How Much Should You Raise from Investors?

Today we’re going to talk about your ask.

How much you ask for is incredibly important.

That money will power your growth…

…or you’ll run out of $ and be up the creek without a paddle (and investors will be pissed off).

And yet, most founders are just guessing at “how much we need.”

Ask for too much and they won’t invest. Ask for too little and you’ll run out of money.

I ask pretty much every founder who wants to work with me:

How did you come to the number you’re raising?

The top-3 most common reaction faces I get:

  1. 🫎   🚗
  2. 😳🫣
  3. 😨

Don’t worry - most founders don’t actually know how to get to “the actual number.”

But you will. Here’s how:

Step 1: Focus on what matters

When you’re growing an early-stage business, you’re continually answering a few main questions:

  1. Is this something people want?
  2. How hard is this going to be to sell (or get traction)?
  3. Can this team do it?

Making meaningful progress on answering these questions means reducing uncertainty (and risk) and building value.

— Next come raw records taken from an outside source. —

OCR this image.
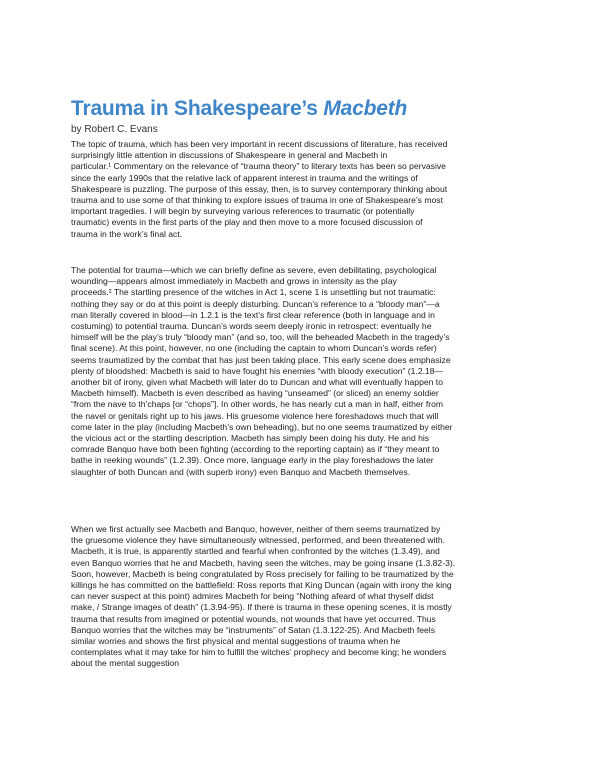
Trauma in Shakespeare’s Macbeth
by Robert C. Evans
The topic of trauma, which has been very important in recent discussions of literature, has received
surprisingly little attention in discussions of Shakespeare in general and Macbeth in
particular.¹ Commentary on the relevance of “trauma theory” to literary texts has been so pervasive
since the early 1990s that the relative lack of apparent interest in trauma and the writings of
Shakespeare is puzzling. The purpose of this essay, then, is to survey contemporary thinking about
trauma and to use some of that thinking to explore issues of trauma in one of Shakespeare’s most
important tragedies. I will begin by surveying various references to traumatic (or potentially
traumatic) events in the first parts of the play and then move to a more focused discussion of
trauma in the work’s final act.
The potential for trauma—which we can briefly define as severe, even debilitating, psychological
wounding—appears almost immediately in Macbeth and grows in intensity as the play
proceeds.² The startling presence of the witches in Act 1, scene 1 is unsettling but not traumatic:
nothing they say or do at this point is deeply disturbing. Duncan’s reference to a “bloody man”—a
man literally covered in blood—in 1.2.1 is the text’s first clear reference (both in language and in
costuming) to potential trauma. Duncan’s words seem deeply ironic in retrospect: eventually he
himself will be the play’s truly “bloody man” (and so, too, will the beheaded Macbeth in the tragedy’s
final scene). At this point, however, no one (including the captain to whom Duncan’s words refer)
seems traumatized by the combat that has just been taking place. This early scene does emphasize
plenty of bloodshed: Macbeth is said to have fought his enemies “with bloody execution” (1.2.18—
another bit of irony, given what Macbeth will later do to Duncan and what will eventually happen to
Macbeth himself). Macbeth is even described as having “unseamed” (or sliced) an enemy soldier
“from the nave to th’chaps [or “chops”]. In other words, he has nearly cut a man in half, either from
the navel or genitals right up to his jaws. His gruesome violence here foreshadows much that will
come later in the play (including Macbeth’s own beheading), but no one seems traumatized by either
the vicious act or the startling description. Macbeth has simply been doing his duty. He and his
comrade Banquo have both been fighting (according to the reporting captain) as if “they meant to
bathe in reeking wounds” (1.2.39). Once more, language early in the play foreshadows the later
slaughter of both Duncan and (with superb irony) even Banquo and Macbeth themselves.
When we first actually see Macbeth and Banquo, however, neither of them seems traumatized by
the gruesome violence they have simultaneously witnessed, performed, and been threatened with.
Macbeth, it is true, is apparently startled and fearful when confronted by the witches (1.3.49), and
even Banquo worries that he and Macbeth, having seen the witches, may be going insane (1.3.82-3).
Soon, however, Macbeth is being congratulated by Ross precisely for failing to be traumatized by the
killings he has committed on the battlefield: Ross reports that King Duncan (again with irony the king
can never suspect at this point) admires Macbeth for being “Nothing afeard of what thyself didst
make, / Strange images of death” (1.3.94-95). If there is trauma in these opening scenes, it is mostly
trauma that results from imagined or potential wounds, not wounds that have yet occurred. Thus
Banquo worries that the witches may be “instruments” of Satan (1.3.122-25). And Macbeth feels
similar worries and shows the first physical and mental suggestions of trauma when he
contemplates what it may take for him to fulfill the witches’ prophecy and become king; he wonders
about the mental suggestion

Major milestones on that path = value inflection points.

Money is just your bridge to them.

Step 2: Define your value inflection points

Value inflection points are the big step-changes & derisks that make your business worth more for investors.

Define yours by answering these questions:

What 2-4 milestones satisfy the following criteria?

  1. Once achieved, they will represent the most meaningful derisks to the business
  2. Must be 100% achievable within 12 months

Examples could be things like:

  • Finalizing a large customer / distribution partnership
  • Signing up your first few dozen customers
  • Hiring a superstar that helps shrink time-to-market by 6 months
  • Critical-mass revenue milestone reached (e.g. going from $300K to $1M ARR)

These are your critical-path milestones.

You only need 2-4 of them.

Step 3: Figure out what it costs to get there

When an investor asks you…

Are you sure you can hit that goal within 12 months?…

…Your answer needs to be: One hundred percent.

And you need to raise enough to manifest that certainty.

A couple rules of thumb (general):

  • You don’t want to over-raise. Raising too much dilutes you & the other investors, too early on.
  • You don’t want to run out of cash either. More below
  • You gotta know how long it’ll last. Sweet spot: Typically, 15-24 months of runway.

Sense-check this amount with:

  1. Would we be burning money? Would it take us over a year to put more than 25% of this capital to work?
  2. Could we hit a meaningful Value Inflection Point with less?
  3. Would raising less be a smart decision for the shareholders? Or would it slow us down too much?

Keep it cheap, but don’t cut corners. Example: Full-time founders draw salary.

The number you end up at, round it up. That’s your Base.

Step 4: Factor in your Working Capital & Contingency

The worst thing you can do is go back to your investors 6 months after a raise saying…

Oops, we got it wrong, can we have some more money please.

You need a buffer, so if something doesn’t go as planned or takes substantially longer than expected, the company is still more than OK.

How much contingency a business needs is directly dependent on

  1. The predictability of that business’s cash flows, and
  2. Your team’s experience running this or similar businesses

The less you have of each, the more contingency buffer you need to incorporate into your cash flow projections.

Typically 20-40% of your Base is enough.

But if your contingency goes above 40% then you probably haven’t done enough homework & shouldn’t ask for money.

Step 5: Lay out the number

Once you’ve added your Base + Working Capital and Contingency, it’s time to give a concrete number.

We’re raising X million.

If the amount you’re asking for is between Z and X, then expect to get between 0 and 0.

Pick a number, and stick with it.

It’s just X million.

Your Ask Final Sense-Check

The last question you should ask:

Is the amount you’re seeking appropriate to the stage of your business?

If your number doesn’t match with what’s expected, you’re probably overreaching and need to reevaluate your value inflection points for something more achievable (or find a way to do it cheaper).

But in the end, you need to stand behind your Ask, look at your Value Inflection Points and say…

“We can totally crush this growth path.”